I called them, and they said they would make an exception since it was a relatively large order (9 people) and since the owner happened to be there with a car. The host helped me through the menu and made helpful suggestions about things that were particularly fresh or good that night. In the end, he also through in a few free dishes compliments of the house.

Forty-five minutes later or so Mrs. Patel's son, Aman, came to my door with a truly memorable meal. Our guests from San Francisco were impressed. Aman gave me a "Namaste" kind of bow after I thanked him profusely and complimented his restaurant. I didn't realize, yet, that his mother has passed on. I think I should send him a note saying that the meal we had was a great tribute to his mother.

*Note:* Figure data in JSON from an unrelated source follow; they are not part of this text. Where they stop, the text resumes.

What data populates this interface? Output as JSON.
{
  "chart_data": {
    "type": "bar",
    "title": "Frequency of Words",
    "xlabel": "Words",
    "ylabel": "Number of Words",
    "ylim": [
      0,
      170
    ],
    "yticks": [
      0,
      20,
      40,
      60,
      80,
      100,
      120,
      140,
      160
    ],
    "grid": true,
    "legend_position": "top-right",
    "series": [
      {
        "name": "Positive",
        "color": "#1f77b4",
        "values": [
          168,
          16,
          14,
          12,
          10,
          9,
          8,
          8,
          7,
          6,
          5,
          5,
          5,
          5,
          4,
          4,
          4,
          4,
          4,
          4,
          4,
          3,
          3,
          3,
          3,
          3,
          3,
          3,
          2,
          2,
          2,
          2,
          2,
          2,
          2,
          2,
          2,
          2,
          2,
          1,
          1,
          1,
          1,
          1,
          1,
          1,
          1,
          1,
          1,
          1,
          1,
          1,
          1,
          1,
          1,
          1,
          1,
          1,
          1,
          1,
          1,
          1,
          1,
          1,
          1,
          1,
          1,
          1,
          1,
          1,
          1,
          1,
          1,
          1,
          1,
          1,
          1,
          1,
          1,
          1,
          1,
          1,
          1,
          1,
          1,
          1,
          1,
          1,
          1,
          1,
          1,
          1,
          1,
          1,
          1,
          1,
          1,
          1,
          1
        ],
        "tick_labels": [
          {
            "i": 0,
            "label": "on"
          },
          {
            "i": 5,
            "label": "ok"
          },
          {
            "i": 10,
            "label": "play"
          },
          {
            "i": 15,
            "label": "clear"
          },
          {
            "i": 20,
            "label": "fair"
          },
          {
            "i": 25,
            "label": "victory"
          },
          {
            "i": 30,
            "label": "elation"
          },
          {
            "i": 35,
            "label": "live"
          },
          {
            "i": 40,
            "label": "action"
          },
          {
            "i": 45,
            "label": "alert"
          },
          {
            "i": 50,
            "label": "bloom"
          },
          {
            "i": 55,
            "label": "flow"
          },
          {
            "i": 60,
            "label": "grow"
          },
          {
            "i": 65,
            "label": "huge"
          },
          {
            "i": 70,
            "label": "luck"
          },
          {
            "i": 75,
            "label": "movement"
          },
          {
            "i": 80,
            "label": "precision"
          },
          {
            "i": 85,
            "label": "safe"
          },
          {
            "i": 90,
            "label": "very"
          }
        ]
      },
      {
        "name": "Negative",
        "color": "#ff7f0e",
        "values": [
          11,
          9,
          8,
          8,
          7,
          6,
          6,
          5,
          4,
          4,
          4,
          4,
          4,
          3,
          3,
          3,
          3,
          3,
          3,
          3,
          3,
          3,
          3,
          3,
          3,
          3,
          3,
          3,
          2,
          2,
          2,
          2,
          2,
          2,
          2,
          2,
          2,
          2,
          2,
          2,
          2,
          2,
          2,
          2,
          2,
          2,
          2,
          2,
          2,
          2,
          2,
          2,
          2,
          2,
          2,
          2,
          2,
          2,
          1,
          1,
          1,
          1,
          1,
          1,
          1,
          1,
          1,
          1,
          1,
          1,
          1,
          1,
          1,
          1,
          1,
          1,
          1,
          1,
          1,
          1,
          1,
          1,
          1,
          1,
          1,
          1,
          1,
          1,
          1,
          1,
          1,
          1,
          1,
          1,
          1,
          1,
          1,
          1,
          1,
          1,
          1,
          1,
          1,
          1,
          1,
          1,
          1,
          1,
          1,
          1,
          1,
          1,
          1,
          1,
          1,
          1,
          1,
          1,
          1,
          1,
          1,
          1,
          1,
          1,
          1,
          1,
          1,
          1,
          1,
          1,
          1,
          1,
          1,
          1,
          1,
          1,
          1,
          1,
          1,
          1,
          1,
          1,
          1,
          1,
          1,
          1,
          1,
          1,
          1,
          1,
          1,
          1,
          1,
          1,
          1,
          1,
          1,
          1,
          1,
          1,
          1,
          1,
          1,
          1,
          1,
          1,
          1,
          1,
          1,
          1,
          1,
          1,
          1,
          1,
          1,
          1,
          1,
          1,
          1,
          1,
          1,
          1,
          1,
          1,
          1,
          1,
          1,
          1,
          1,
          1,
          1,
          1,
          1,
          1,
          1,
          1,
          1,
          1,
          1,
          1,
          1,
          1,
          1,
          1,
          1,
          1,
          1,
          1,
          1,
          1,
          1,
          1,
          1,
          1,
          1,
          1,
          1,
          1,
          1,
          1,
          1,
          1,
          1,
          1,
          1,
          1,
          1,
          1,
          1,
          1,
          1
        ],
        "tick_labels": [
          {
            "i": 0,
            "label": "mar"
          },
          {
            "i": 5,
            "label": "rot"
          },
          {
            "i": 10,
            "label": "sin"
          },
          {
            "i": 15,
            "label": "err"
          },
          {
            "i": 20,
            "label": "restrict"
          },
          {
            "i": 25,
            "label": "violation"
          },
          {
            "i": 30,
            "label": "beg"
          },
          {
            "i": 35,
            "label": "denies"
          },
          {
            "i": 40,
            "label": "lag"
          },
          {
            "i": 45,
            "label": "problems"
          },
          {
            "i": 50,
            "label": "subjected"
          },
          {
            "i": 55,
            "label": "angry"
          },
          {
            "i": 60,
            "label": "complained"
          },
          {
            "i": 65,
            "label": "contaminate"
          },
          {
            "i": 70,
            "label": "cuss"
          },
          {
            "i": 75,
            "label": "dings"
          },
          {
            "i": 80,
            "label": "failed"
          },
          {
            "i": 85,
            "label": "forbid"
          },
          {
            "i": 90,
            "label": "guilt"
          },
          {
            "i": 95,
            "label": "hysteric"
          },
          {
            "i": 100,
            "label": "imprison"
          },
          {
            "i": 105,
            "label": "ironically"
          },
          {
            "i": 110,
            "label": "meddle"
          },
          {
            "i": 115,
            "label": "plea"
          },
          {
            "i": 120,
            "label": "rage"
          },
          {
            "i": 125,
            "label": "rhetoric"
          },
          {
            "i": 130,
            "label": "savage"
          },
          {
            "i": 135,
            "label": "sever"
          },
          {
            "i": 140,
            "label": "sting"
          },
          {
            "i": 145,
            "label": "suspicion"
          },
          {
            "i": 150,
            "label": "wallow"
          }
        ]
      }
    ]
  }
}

I'll end this little obituary with one her recipes:

Butter Chicken in Three Easy Steps:

The Chicken

2 lbs boneless and skinless chicken

12 cloves garlic
2 inches ginger
2 tsp coriander powder
Lime juice – 2 limes
4 tbsp canola oil
2 tbsp white vinegar
1 tsp cumin whole or ground
½ cup yogurt
1 tbsp red chili powder
Salt to taste

— all Marinade ingredients except the salt into blender and puree. Add salt to taste such that Marinade has a salty tinge. Put chicken in bowl, add Marinade, mix to coat thoroughly and refrigerate for 4 hours.

2 tsp ghee
1 tsp dry fenugreek leaves
1 tsp dried mango or lime powder
1 tsp roasted black cumin powder
Salt to taste

Pinch of Garam Masala
½ fresh lime

— mix all ingredients together and have basting brush ready
— Prepare the marinated chicken either by grilling, broiling (cover with foil so as not to burn) or baking in a hot oven (350°F) until done. Baste regularly with Basting. Once done, set aside and garnish with sprinkle of Garam Masala and light drizzle of fresh lime juice.

The Butter Sauce

Butter Sauce
3 oz unsalted butter
2 tbsp sugar
4 tbsp fresh lime juice
4 green chilies – slit
6 tomatoes – cut into wedges
2 tbsp whipping cream – unwhipped
— in a pot, melt butter and sugar over a medium-high to high heat until brown (not burnt); add lime juice (watch out for splutters and splashes!!) and quickly follow with green chilies and let cook for a minute, add tomatoes and reduce to medium heat and cook until tomatoes break down, add cream and reduce to a slow simmer. Set aside.

The Chicken Goes Into the Butter Sauce

2 oz unsalted butter
1 tsp red chili powder
4-6 green chilies – fine cut
6 firm tomatoes – quartered
2 inches ginger – grated
— in a pot, melt butter over medium-high heat, add red chili powder and Butter Sauce, bring to boil, reduce to medium heat, add the chicken, tomatoes green chilies and ginger. Simmer for 10-15 minutes.
— Remove to a serving dish, add small specks of butter, pinches of roasted cumin powder and finely chopped coriander as garnish.